Sunday, January 30, 2011

"Pearl of China"

Anchee Min was born in China in 1957 and came to the U.S. in 1984.  Her literary debut "Red Azalea", a memoir of growing up in China at the time of the Cultural Revolution, established her as a popular and respected author. Her subsequent books include memoirs and historical novels. "Pearl of China", her most recent book is historical fiction and tells the story of Pearl Buck, the Nobel-prize winning American writer whose best work portrayed the people and the land of China in the twentieth century.

In an author's note in that book, she explains:

"In setting out to tell Pearl Buck's story I faced a number of challenges. I wanted to convey the full sweep of Pearl's life, but I wanted to see her as my fellow Chinese saw her."

She accomplishes this by telling "Pearl's story through her relationship with her actual Chinese friends."

The result is a warm, respectful look at the life and experiences that became distilled into Pearl Buck's books, admiring but also attentive to the contradictions and ambiguities of Pearl Buck's life and her relationship to China. In describing Pearl's Chinese friends from childhood on, Min also is able to tell the story of China in the twentieth century, including the decades after Pearl returned to the United States in 1937.




As I engaged this book,  I became fascinated by the many facets of cultural identity and cultural translation that it contains. Anchee Min, a Chinese daughter of the Cultural Revolution who came to America and became a best-selling author, in English, of books about China tells the story of a woman from her parents' generation who was American but grew up in China and became famous telling the world about China in English. Not only could I appreciate the appeal that Pearl Buck had for Anchee Min but I also enjoyed Min's exploration of the Chinese world in which Pearl lived and wrote.

I learned much from Min's book about how it came that Pearl Buck was ultimately rejected by China's communist culture, suspected in the United States for what were seen as leftist views, and marginalized by the literary establishment in the United States. Pearl Buck's treatment by the Chinese communist political and cultural leaders is part of a larger story of Chinese authors and intellectuals who had helped bring about a revolution but who were subsequently rejected and silenced.

As I read, I began to wonder how and when Anchee Min learned about Pearl Buck? Had she encountered her work in China? In Chinese? Or was it only after Min came to the United States and became proficient in English that she encountered Pearl Buck's China?

In the Author's Note that follows the book, Anchee Min explains that as a teenager, she was made to denounce Pearl Buck as part of Madame Mao Tse Tung's campaign to discredit Pearl Buck while she was still alive and was attempting to visit China with the Nixon-Kissinger visit in 1971. Min followed instructions as she copied lines from the newspaper like, "Pearl Buck insulted Chinese peasants therefore China" and "She hates us therefore is our enemy." Of course, she knew very little about Pearl Buck and noted that  she was not permitted to even read "The Good Earth" to understand what she was denouncing.
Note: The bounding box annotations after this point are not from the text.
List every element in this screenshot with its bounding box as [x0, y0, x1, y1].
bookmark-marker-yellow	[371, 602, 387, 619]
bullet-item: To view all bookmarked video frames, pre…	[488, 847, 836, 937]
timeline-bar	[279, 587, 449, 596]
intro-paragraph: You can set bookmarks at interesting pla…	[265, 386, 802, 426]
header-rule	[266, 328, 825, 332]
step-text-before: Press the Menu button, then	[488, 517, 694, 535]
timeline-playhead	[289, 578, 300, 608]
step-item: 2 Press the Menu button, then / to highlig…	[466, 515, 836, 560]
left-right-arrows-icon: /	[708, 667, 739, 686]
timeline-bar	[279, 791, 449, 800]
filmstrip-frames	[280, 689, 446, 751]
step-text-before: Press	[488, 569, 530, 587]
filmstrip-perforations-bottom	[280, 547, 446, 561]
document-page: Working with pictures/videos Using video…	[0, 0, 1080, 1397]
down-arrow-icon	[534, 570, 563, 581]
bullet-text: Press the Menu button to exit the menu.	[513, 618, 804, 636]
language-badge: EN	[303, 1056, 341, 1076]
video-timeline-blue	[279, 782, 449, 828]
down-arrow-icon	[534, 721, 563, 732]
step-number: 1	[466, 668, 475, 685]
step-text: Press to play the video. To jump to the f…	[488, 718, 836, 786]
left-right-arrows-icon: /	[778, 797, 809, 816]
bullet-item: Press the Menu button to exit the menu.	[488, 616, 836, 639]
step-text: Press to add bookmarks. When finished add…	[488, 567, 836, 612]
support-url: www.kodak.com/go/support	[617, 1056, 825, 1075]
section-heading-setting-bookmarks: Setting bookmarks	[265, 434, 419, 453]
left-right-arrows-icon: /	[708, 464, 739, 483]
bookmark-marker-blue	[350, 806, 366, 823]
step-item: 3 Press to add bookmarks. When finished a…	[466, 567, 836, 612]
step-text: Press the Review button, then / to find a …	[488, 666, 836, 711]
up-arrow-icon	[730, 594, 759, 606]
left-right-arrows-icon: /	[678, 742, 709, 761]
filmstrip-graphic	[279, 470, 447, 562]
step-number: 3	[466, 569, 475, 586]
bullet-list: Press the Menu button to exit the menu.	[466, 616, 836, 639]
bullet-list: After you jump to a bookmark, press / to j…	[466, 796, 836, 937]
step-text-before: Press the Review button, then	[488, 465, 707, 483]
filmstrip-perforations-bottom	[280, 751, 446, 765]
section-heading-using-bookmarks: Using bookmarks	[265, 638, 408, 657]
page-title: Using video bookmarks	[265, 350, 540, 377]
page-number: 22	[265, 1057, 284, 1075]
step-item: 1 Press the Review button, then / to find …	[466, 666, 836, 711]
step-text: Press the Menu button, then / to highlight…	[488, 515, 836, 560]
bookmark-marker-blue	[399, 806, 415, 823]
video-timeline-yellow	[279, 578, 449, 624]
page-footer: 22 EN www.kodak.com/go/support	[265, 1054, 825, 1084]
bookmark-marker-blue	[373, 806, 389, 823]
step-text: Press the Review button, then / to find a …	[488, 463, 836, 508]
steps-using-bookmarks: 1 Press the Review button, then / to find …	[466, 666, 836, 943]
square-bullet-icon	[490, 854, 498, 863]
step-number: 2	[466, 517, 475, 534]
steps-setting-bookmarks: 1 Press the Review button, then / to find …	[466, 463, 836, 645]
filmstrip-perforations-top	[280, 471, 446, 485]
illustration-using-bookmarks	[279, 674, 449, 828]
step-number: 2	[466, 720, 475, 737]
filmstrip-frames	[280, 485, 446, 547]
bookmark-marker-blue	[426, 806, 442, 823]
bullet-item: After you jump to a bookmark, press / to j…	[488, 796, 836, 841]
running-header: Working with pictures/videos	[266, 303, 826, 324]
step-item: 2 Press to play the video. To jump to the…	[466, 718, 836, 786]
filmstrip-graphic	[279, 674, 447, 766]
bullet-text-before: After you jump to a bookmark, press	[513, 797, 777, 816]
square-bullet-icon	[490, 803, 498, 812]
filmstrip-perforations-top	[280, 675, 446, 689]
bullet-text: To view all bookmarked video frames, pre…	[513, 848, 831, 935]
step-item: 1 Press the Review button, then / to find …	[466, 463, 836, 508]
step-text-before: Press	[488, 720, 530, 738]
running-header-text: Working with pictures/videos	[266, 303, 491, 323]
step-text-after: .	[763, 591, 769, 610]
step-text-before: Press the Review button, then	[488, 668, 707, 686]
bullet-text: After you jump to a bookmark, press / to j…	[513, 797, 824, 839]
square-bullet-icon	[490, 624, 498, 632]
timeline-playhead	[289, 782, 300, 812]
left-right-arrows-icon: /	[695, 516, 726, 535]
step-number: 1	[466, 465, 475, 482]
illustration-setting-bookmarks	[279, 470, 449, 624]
Years later, at a book reading of "Red Azalea" in Chicago, a woman came up to Min and presented her with a copy of "The Good Earth", explaining that Buck had taught her to love the Chinese people. Min read the book on the flight from Chicago to Los Angeles and was moved to tears. "I couldn't stop myself because I remembered how I had denounced the author. I remembered how Madame Mao had convinced the entire nation to hate Pearl Buck. How wrong we had been! I had never encountered any author, inlcuding the most respected Chinese authors, who wrote about our peasants with such admiration, affection, and humanity."

Read "Pearl of China." You will meet two remarkable women, Pearl Buck and Anchee Min, who didn't meet in life but who now meet through art and history and who, together, have important stories to share with us.